Scriptorium

Seit jeher besaß Kloster Schäftlarn neben seinen seelsorglichen und wirtschaftlichen Aufgaben ein eigenes Scriptorium (d.i. eine mittelalterliche 'Schreibstube') bis etwa zur Erfindung des Buchdrucks. Die Scriptorien hatten u.a. die Aufgabe, die notwendigen Bücher für den Eigenbedarf, d.h. Evangeliare, Antiphonale etc. für das Chorgebet, bzw. für die Filialkirchen zu erstellen und zu kopieren.

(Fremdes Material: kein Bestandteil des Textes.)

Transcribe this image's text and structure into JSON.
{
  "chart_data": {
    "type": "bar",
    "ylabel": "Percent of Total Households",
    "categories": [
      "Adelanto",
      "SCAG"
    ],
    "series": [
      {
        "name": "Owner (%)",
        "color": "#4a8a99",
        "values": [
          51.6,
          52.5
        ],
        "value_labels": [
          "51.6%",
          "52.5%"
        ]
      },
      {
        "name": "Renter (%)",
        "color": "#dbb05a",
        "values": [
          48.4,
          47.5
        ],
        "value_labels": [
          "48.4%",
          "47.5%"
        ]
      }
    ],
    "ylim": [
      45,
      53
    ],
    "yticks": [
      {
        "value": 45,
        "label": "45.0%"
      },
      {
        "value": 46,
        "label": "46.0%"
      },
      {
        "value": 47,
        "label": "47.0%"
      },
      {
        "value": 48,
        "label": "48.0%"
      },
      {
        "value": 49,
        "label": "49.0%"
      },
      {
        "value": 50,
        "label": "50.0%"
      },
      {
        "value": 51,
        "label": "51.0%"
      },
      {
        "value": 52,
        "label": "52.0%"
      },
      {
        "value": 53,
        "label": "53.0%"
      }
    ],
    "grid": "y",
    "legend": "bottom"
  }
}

Im Wahlkurs 'Scriptorium' wollen wir uns zwei bedeutsame Schriften aus dem Hochmittelalter und aus der beginnenden Neuzeit aneignen:

(a)  als Einstieg wird die UNZIALE verwendet:

Sie entwickelte sich aus der römischen Antiqua und diente vor mehr als 1000 Jahren als Kanzleischrift auf den Kaiserpfalzen und in den Klöstern bei der Abfassung von Urkunden und Büchern. Da die Unziale keinen Unterschied zwischen Klein- und Großbuchstaben kennt, ist sie für die Einsteiger in die Kalligraphie bestens geeignet; sie zeichnet sich durch ein ausgewogenes Schriftbild aus.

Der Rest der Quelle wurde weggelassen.